I saw all of that. And I saw that really, my life isn't that bad. My "magic flying" glass had actually been deceiving me. Not only that, but it had been covering up a bunch of really good things. Things like:

-I've got a great "home-base" made up of my dad, Shari, my cat Copper, and my dogs Bonnie and GiGi, all of whom are great listeners and are the best family I've ever had.
-I have amazing friends who've taught me what the word "care" really means.
-It's summer, and I'm relieved to be free from the stress of school.
-I'm really quite super excited for some summer plans that my friends and I are going to put into action, such as going camping, partying, sleepovers, etc.
-I've been introduced to several new people and new things this year, which I fully appreciate and am thankful for.
-I've started writing more - and according to some people, I'm apparantly pretty good. =D
-According to my GPA, I'm actually kind of...smart?
-I'm really excited about taking holga pictures - in fact, I'm really interested in photography in general right now, and I'm eager to try some stuff out this summer.
-I'm actually planning on getting my permit soon.
-I've been blessed to be in a safe household that hasn't been hit by any tornadoes/floods/any other natural disasters.
-I'm usually having a good time. All the time.

It turns out that my "magic flying" glass really isn't all that magic after all. In fact, I think it's broken. It's been helping me feel sorry for myself, when I have no need to be. It's been magnifying my problems, when really, they're quite miniscule in the whole grand scheme of things. It's been focusing in on only the bad, when it has so many good things to zoom in on. It's been focusing on "Jordan has a terrible life", when really, I have a great life.

I have a great life.
And I didn't even realize it, thanks to that no-good "magic flying" glass.

Thanks, Sam Brooks. For helping me move my own "magic flying" glass.
=[

Wednesday, June 11, 2008

i was alone,
and you were alone.

and instead of being alone by ourselves,
we were alone together.

we didn't talk,
and we didn't need to.

we barely breathed,
as the air hung around us.

we weren't together with each other,
but we weren't alone by ourselves.

and just for that moment,
that was enough.

it was enough.

Tuesday, June 10, 2008

-----

1) i am alive and well.
2) my family is all alive and well too.
3) my friends are all okay.
4) my town isn't completely underwater.
and
5) everything is going to be alright.

have you counted your blessings today?

Sunday, June 8, 2008

what happened?

you used to bare your soul to me, and i kept it safe. now, you barely talk to me. what happened?

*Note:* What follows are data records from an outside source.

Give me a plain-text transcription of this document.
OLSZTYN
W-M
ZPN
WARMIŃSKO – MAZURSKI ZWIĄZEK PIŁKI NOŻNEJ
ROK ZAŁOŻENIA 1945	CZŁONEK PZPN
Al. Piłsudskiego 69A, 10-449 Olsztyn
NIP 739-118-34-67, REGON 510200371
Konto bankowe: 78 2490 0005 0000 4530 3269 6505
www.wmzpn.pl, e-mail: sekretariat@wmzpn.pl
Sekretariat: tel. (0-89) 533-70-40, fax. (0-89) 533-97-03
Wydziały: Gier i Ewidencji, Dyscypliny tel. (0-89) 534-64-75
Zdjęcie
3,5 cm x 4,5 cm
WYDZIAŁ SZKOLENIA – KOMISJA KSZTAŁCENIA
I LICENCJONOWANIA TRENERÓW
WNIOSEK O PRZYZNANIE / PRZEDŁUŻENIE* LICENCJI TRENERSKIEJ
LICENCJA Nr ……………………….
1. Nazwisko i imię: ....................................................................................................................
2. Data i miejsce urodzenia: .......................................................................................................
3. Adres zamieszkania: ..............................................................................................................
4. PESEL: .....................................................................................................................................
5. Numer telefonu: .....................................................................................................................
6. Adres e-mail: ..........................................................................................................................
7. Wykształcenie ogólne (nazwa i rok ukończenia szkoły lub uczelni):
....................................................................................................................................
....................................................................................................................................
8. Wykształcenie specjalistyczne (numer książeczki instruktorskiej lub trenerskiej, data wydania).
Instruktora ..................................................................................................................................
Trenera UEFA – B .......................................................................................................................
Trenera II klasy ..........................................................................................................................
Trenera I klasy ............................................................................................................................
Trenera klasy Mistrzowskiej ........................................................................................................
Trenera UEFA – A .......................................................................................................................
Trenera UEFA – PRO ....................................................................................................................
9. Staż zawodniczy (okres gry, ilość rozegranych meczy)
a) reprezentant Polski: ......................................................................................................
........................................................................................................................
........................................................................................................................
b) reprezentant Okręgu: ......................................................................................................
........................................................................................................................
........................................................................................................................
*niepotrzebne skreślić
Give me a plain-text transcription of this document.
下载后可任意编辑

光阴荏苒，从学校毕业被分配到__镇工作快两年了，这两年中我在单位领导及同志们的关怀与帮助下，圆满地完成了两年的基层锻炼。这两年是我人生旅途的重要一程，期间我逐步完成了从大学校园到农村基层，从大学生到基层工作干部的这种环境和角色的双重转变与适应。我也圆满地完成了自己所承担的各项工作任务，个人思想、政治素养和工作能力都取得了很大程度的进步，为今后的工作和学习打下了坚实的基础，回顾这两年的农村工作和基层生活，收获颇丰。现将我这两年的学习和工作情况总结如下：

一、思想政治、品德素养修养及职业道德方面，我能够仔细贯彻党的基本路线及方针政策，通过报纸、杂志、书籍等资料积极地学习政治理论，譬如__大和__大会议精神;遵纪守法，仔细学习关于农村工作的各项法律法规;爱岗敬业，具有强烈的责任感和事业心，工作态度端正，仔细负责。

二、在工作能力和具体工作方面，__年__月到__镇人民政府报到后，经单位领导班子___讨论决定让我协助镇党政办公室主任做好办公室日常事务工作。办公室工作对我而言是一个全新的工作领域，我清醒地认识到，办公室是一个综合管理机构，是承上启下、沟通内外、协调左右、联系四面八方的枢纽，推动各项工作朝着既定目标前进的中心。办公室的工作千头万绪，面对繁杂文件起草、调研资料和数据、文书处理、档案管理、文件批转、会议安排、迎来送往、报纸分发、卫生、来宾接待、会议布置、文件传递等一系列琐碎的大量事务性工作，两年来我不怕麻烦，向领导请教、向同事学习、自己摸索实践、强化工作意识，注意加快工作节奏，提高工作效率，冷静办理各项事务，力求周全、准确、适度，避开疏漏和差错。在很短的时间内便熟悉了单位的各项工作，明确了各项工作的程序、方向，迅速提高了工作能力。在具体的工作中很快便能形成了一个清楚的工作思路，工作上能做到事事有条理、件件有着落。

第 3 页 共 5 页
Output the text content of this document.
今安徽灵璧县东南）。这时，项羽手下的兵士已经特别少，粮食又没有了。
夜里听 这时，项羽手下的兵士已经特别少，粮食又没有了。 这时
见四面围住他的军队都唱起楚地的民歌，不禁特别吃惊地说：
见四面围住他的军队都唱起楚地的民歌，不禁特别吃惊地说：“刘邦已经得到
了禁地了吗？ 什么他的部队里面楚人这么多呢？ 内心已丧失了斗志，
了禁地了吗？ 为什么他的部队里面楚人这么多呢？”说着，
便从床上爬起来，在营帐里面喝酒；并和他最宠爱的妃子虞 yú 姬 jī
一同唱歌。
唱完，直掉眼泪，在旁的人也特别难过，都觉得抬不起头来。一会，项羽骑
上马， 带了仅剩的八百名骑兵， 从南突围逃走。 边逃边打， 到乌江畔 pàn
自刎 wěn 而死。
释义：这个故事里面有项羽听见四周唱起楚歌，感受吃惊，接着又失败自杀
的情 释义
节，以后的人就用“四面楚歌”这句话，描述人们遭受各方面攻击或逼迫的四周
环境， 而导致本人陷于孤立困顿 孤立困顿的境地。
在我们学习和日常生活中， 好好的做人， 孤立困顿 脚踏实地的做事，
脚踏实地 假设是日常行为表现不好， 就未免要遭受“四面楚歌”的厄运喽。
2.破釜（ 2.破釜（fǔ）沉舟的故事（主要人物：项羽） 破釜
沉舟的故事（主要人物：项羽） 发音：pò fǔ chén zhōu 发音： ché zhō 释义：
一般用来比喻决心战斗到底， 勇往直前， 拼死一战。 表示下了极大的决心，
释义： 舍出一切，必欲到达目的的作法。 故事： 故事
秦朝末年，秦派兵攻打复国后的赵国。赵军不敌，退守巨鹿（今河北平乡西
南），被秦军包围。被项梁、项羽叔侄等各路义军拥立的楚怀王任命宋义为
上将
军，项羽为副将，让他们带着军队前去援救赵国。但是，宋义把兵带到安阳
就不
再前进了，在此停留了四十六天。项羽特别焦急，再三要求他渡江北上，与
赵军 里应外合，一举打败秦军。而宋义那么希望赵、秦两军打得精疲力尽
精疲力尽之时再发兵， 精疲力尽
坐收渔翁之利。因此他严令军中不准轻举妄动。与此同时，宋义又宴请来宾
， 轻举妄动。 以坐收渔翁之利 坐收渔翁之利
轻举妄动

you used to be my hero. i looked up to you more than anyone. but now, you're different. i don't look up to you anymore. what happened?

you used to fight for it; this; us. then you stopped. what happened?

you used to need me, and everytime you called, i would be there for you. then you didn't call me when you were in trouble anymore. then you stopped calling at all. what happened?

you used to care about keeping us together more than anything. best friends forever. slowly, you started contributing to the cracks in our already-crumbling foundation. what happened?

we ended almost the same as we began; but why? what happened?

we were always on the same page. then you started reading faster than me. now you're at the climax of your story, and i'm still at the beginning. what happened?

we used to love. now, all i hear from our lips are words of hate. what happened?

what happened?

things change.
people change.
everything changed.

that's what happened.

this summer, i want to...

1) get my permit.
2) take driver's ed.
3) write. writewritewritewritewritewrite.
4) dye my hair.
5) read all the anime books that sam gave me.
6) actually use my deviantART for something.
7) go to the rockford rock quarry for a day.
8) ditto adventureland.
9) ditto lost island.
10) read several books on my "classic-literature" list, including the great gatsby, lord of the flies, catch-22, etc.
11) take decent pictures with my holga camera.
12) do an evil scheme.
13) spend a weekend at cedar bend with the posse.
14) go to at least one followed by ghosts show.
15) study for the ACTs.
16) start on NHD 2009!
17) actually decorate my room.
18) see as many of my friends as humanly possible.
19) survive.
and
20) have fun.

there. that sounds like a good start.

Monday, June 2, 2008

jordan secret #232:

sometimes, i push the people i care about most away from me because i'm scared of getting hurt.

in the end, doing that only hurts worse.

Sunday, June 1, 2008

when it's perfect.

they say that it's something that can't be described
and what matters more isn't it itself but the feeling behind it.
it sends a shiver down your spine that steals your breath and grips your toes.
they say that it's something you just can't describe,
how the earth stops spinning for a moment in time.
everything and everyone else disappears for a while.
and suddenly, you lose all your sense of reality.
when it's perfect.

so i think it will be just as they describe
when the right time and anticipation collide,
and i'm intimate distance from that beautiful smile.
i'll rest my hand behind her head
so i feel that shiver sent from her neck, through my lips, into my spine.
as the earth stops spinning i'll realize.
it's perfect.
-"when it's perfect", christian brown.